Monks state affairs

Rep. Jason Monks, R-Meridian, addresses the Senate State Affairs Committee on Wednesday.

Rep. Jason Monks, R-Meridian, was up next in the Senate State Affairs committee this morning to present HB 417, the workers compensation bill, which would require Idaho’s workers compensation system to cover claims from workers who suffer adverse consequences from employer-required vaccines.

Several senators had questions about how the bill would work, its wording, and how it would affect Idaho's existing workers compensation insurance system; and noted that it would deal with all vaccinations, not just COVID-19. Monks said his co-sponsor, Rep. Bruce Skaug, R-Nampa, would field legal questions about the bill.

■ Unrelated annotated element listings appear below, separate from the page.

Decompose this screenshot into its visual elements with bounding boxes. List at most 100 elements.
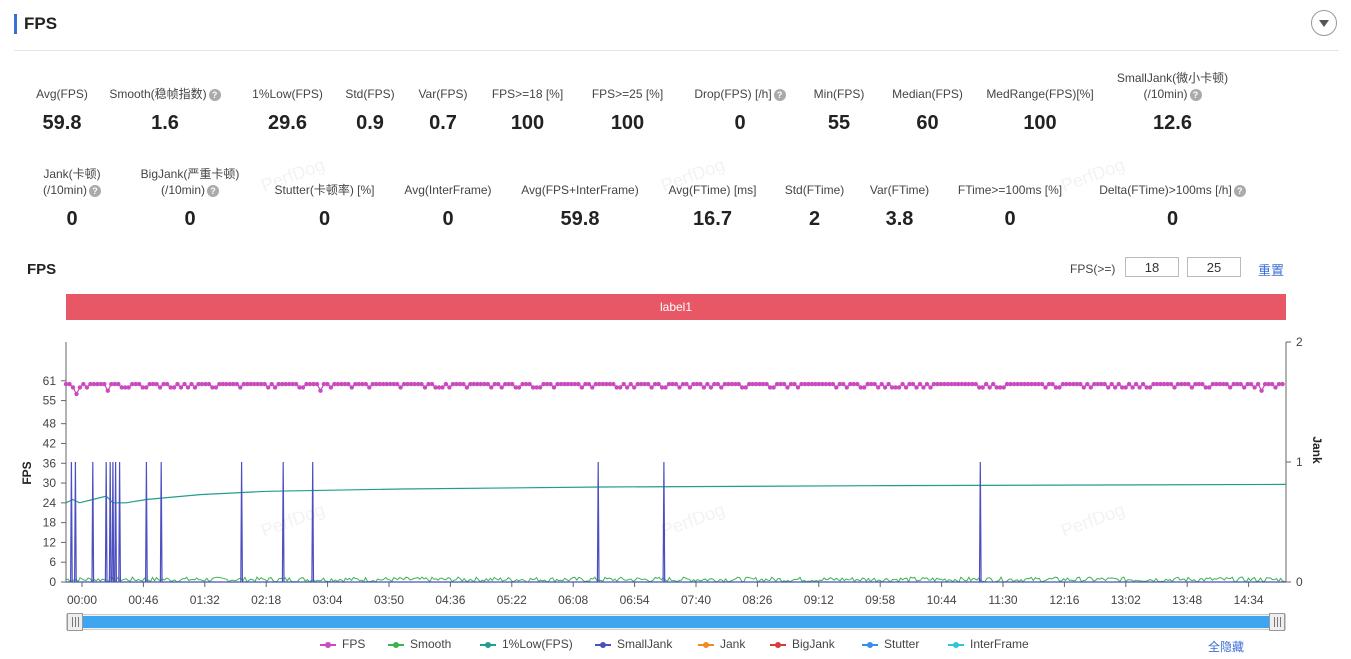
legend-item-stutter[interactable]: Stutter — [862, 637, 919, 651]
fps-point — [987, 385, 992, 390]
reset-link[interactable]: 重置 — [1258, 263, 1285, 278]
metric-label: Min(FPS) — [800, 86, 878, 102]
fps-point — [869, 381, 874, 387]
fps-point — [419, 381, 424, 387]
fps-point — [91, 381, 97, 387]
legend-item-smalljank[interactable]: SmallJank — [595, 637, 672, 651]
help-icon[interactable]: ? — [89, 184, 101, 197]
fps-point — [607, 381, 612, 387]
time-range-slider[interactable] — [66, 612, 1286, 632]
fps-point — [262, 381, 267, 387]
fps-point — [799, 381, 804, 387]
fps-point — [701, 385, 707, 390]
fps-point — [1193, 381, 1198, 387]
help-icon[interactable]: ? — [773, 88, 786, 101]
series-smooth-line — [65, 575, 1285, 583]
legend-item-interframe[interactable]: InterFrame — [948, 637, 1029, 651]
metric-8-row2: FTime>=100ms [%] 0 — [945, 182, 1075, 231]
slider-handle-right[interactable] — [1269, 613, 1285, 631]
fps-point — [827, 381, 832, 387]
fps-point — [1008, 381, 1013, 387]
metric-label: Avg(InterFrame) — [392, 182, 504, 198]
metric-label: Drop(FPS) [/h]? — [680, 86, 800, 102]
fps-point — [579, 385, 585, 390]
help-icon[interactable]: ? — [1189, 88, 1202, 101]
metric-5-row2: Avg(FTime) [ms] 16.7 — [655, 182, 770, 231]
metric-label-text: 1%Low(FPS) — [252, 87, 323, 101]
fps-point — [1015, 381, 1020, 387]
x-tick-label: 01:32 — [190, 593, 220, 607]
fps-point — [1248, 381, 1254, 387]
fps-point — [367, 385, 372, 390]
fps-point — [572, 381, 578, 387]
fps-point — [691, 381, 696, 387]
legend-item-jank[interactable]: Jank — [698, 637, 745, 651]
x-tick-label: 09:12 — [804, 593, 834, 607]
fps-point — [1050, 381, 1055, 387]
fps-point — [694, 381, 700, 387]
fps-point — [935, 381, 940, 387]
fps-point — [841, 381, 846, 387]
fps-point — [241, 381, 246, 387]
fps-point — [914, 385, 919, 390]
fps-point — [499, 385, 504, 390]
slider-handle-left[interactable] — [67, 613, 83, 631]
x-tick-label: 13:02 — [1111, 593, 1141, 607]
help-icon[interactable]: ? — [208, 88, 221, 101]
x-tick-label: 11:30 — [988, 593, 1017, 607]
fps-point — [516, 385, 522, 390]
y-tick-label: 30 — [43, 476, 57, 490]
help-icon[interactable]: ? — [1233, 184, 1246, 197]
label-bar[interactable]: label1 — [66, 294, 1286, 320]
fps-point — [1043, 385, 1048, 390]
fps-point — [126, 385, 131, 390]
fps-point — [231, 381, 236, 387]
fps-point — [238, 385, 243, 390]
fps-point — [558, 381, 564, 387]
metric-value: 59.8 — [560, 208, 600, 230]
hide-all-button[interactable]: 全隐藏 — [1208, 640, 1245, 654]
collapse-button[interactable] — [1311, 10, 1337, 36]
legend-item-fps[interactable]: FPS — [320, 637, 365, 651]
slider-selection[interactable] — [74, 616, 1276, 628]
fps-point — [1161, 381, 1167, 387]
fps-threshold-input-1[interactable] — [1125, 257, 1179, 277]
metric-label: FTime>=100ms [%] — [945, 182, 1075, 198]
fps-point — [297, 385, 302, 390]
metric-value: 0.7 — [429, 112, 457, 134]
x-tick-label: 08:26 — [742, 593, 772, 607]
fps-point — [708, 385, 714, 390]
fps-point — [1018, 381, 1024, 387]
metric-value: 1.6 — [151, 112, 179, 134]
legend-item-bigjank[interactable]: BigJank — [770, 637, 835, 651]
fps-point — [858, 385, 863, 390]
metric-label-text: FPS>=18 [%] — [491, 87, 564, 101]
metric-value: 16.7 — [693, 208, 732, 230]
fps-point — [185, 385, 191, 390]
chevron-down-icon — [1319, 20, 1329, 27]
legend-item-1-low-fps-[interactable]: 1%Low(FPS) — [480, 637, 573, 651]
fps-point — [576, 381, 581, 387]
fps-point — [1088, 385, 1094, 390]
fps-point — [1175, 381, 1181, 387]
fps-point — [1186, 381, 1191, 387]
fps-point — [1179, 381, 1184, 387]
fps-point — [206, 381, 212, 387]
fps-point — [715, 381, 720, 387]
fps-point — [562, 381, 567, 387]
x-tick-label: 05:22 — [497, 593, 527, 607]
fps-threshold-input-2[interactable] — [1187, 257, 1241, 277]
fps-point — [1130, 385, 1135, 390]
fps-point — [1004, 381, 1010, 387]
fps-point — [848, 381, 853, 387]
help-icon[interactable]: ? — [207, 184, 219, 197]
fps-point — [548, 381, 553, 387]
x-tick-label: 14:34 — [1234, 593, 1264, 607]
fps-point — [781, 381, 787, 387]
fps-point — [928, 385, 933, 390]
metric-label-text: BigJank(严重卡顿) — [140, 167, 240, 181]
fps-point — [666, 381, 672, 387]
metric-label: Std(FPS) — [335, 86, 405, 102]
legend-item-smooth[interactable]: Smooth — [388, 637, 451, 651]
fps-point — [1151, 381, 1156, 387]
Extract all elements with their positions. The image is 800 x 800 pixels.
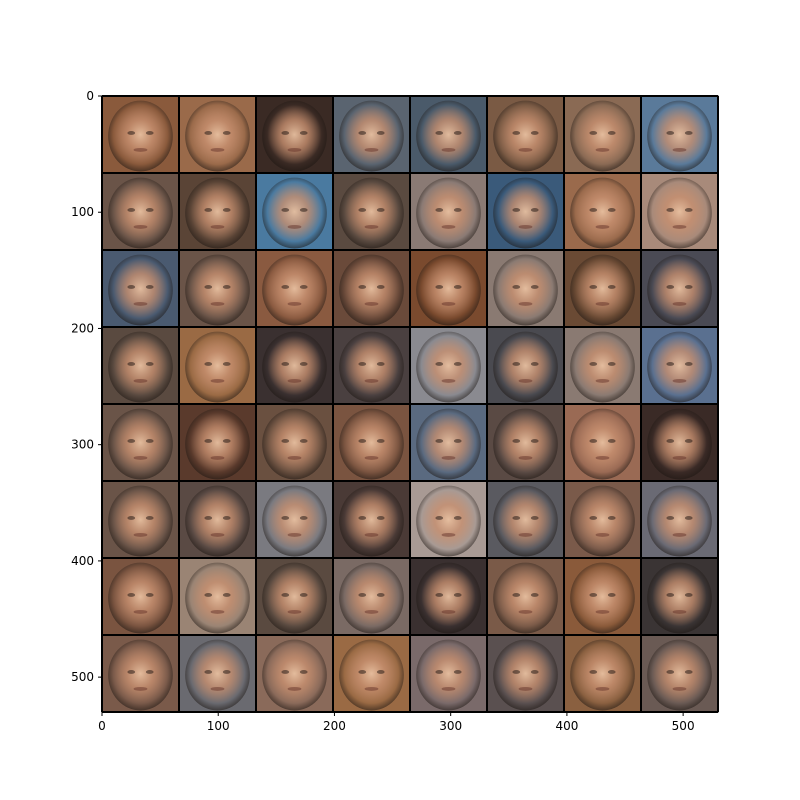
- y-tick-label: 100: [71, 205, 94, 219]
- y-tick-label: 400: [71, 554, 94, 568]
- x-tick-label: 300: [439, 719, 462, 733]
- face-tile: [410, 558, 487, 635]
- face-tile: [179, 404, 256, 481]
- face-tile: [410, 96, 487, 173]
- face-tile: [487, 96, 564, 173]
- face-tile: [256, 481, 333, 558]
- face-tile: [487, 327, 564, 404]
- face-tile: [487, 481, 564, 558]
- face-tile: [641, 327, 718, 404]
- face-tile: [179, 558, 256, 635]
- face-tile: [256, 327, 333, 404]
- face-tile: [333, 327, 410, 404]
- face-tile: [256, 96, 333, 173]
- face-tile: [333, 96, 410, 173]
- plot-frame: [101, 95, 719, 713]
- face-tile: [564, 173, 641, 250]
- face-tile: [102, 481, 179, 558]
- face-tile: [102, 250, 179, 327]
- face-tile: [641, 173, 718, 250]
- y-tick-label: 0: [86, 89, 94, 103]
- face-tile: [641, 635, 718, 712]
- face-tile: [564, 558, 641, 635]
- face-tile: [564, 635, 641, 712]
- face-tile: [179, 481, 256, 558]
- face-tile: [102, 96, 179, 173]
- x-tick-label: 200: [323, 719, 346, 733]
- y-tick-label: 500: [71, 670, 94, 684]
- face-tile: [410, 404, 487, 481]
- x-tick-label: 0: [98, 719, 106, 733]
- x-tick-label: 100: [207, 719, 230, 733]
- face-tile: [102, 404, 179, 481]
- face-tile: [256, 404, 333, 481]
- face-tile: [564, 404, 641, 481]
- x-tick-label: 500: [672, 719, 695, 733]
- face-tile: [487, 558, 564, 635]
- y-axis: 0 100 200 300 400 500: [71, 89, 102, 684]
- face-tile: [641, 404, 718, 481]
- face-tile: [333, 481, 410, 558]
- face-tile: [179, 173, 256, 250]
- face-tile: [487, 173, 564, 250]
- face-tile: [102, 558, 179, 635]
- face-tile: [410, 327, 487, 404]
- face-tile: [641, 250, 718, 327]
- y-tick-label: 300: [71, 438, 94, 452]
- face-tiles: [102, 96, 718, 712]
- face-tile: [641, 96, 718, 173]
- face-tile: [564, 327, 641, 404]
- face-tile: [487, 404, 564, 481]
- face-tile: [179, 96, 256, 173]
- face-tile: [487, 250, 564, 327]
- face-tile: [564, 250, 641, 327]
- face-tile: [179, 635, 256, 712]
- face-tile: [564, 96, 641, 173]
- face-tile: [256, 558, 333, 635]
- face-tile: [333, 558, 410, 635]
- face-tile: [410, 635, 487, 712]
- face-tile: [102, 173, 179, 250]
- face-tile: [410, 481, 487, 558]
- face-tile: [179, 327, 256, 404]
- y-tick-label: 200: [71, 321, 94, 335]
- face-tile: [179, 250, 256, 327]
- face-tile: [333, 173, 410, 250]
- face-tile: [333, 250, 410, 327]
- face-tile: [641, 558, 718, 635]
- face-tile: [410, 250, 487, 327]
- face-tile: [256, 250, 333, 327]
- face-tile: [333, 635, 410, 712]
- face-tile: [102, 327, 179, 404]
- face-tile: [410, 173, 487, 250]
- x-tick-label: 400: [555, 719, 578, 733]
- face-tile: [641, 481, 718, 558]
- face-tile: [333, 404, 410, 481]
- x-axis: 0 100 200 300 400 500: [98, 712, 695, 733]
- face-tile: [487, 635, 564, 712]
- face-tile: [564, 481, 641, 558]
- face-tile: [256, 173, 333, 250]
- face-tile: [256, 635, 333, 712]
- face-tile: [102, 635, 179, 712]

Skaug told the committee, "The people that are injured by vaccines, it's not many but it's happening, they need help now. ... We get calls from people who have been injured or had reactions from vaccines, most recently the COVID vaccine. They're not big cases." He said they might include lost wages for time off work recovering from side effects.

He said sometimes insurers pay the claims; sometimes they don't. "This just lowers the bar," he said.

"It is a bipartisan bill; it passed the House 67-3," Skaug said. He also said there are seven attorneys on the House Judiciary Committee, which heard the bill, to the point "that we're starting to call ourselves a law firm." All backed the bill, he said.

Sen. Kelly Anthon, R-Burley, also an attorney, said, "The one question I have about the language is on line 17. It says it is an injury that 'is or may be related to the employee's experience in the receipt of the vaccine.' Can you help me understand why those words were used, in particular, 'may be related.'"

Skaug said it's because there's no certainty, and would allow for "common sense" if it may be related. "It's not perfect," he said. "But if it's out of line, the defense will stand up and say this doesn't make any sense at all if it's not logical, and they'll have that defense."

Sen. Abby Lee, R-Fruitland, said, "This seems to potentially upend our current case law," with regard to level of proof.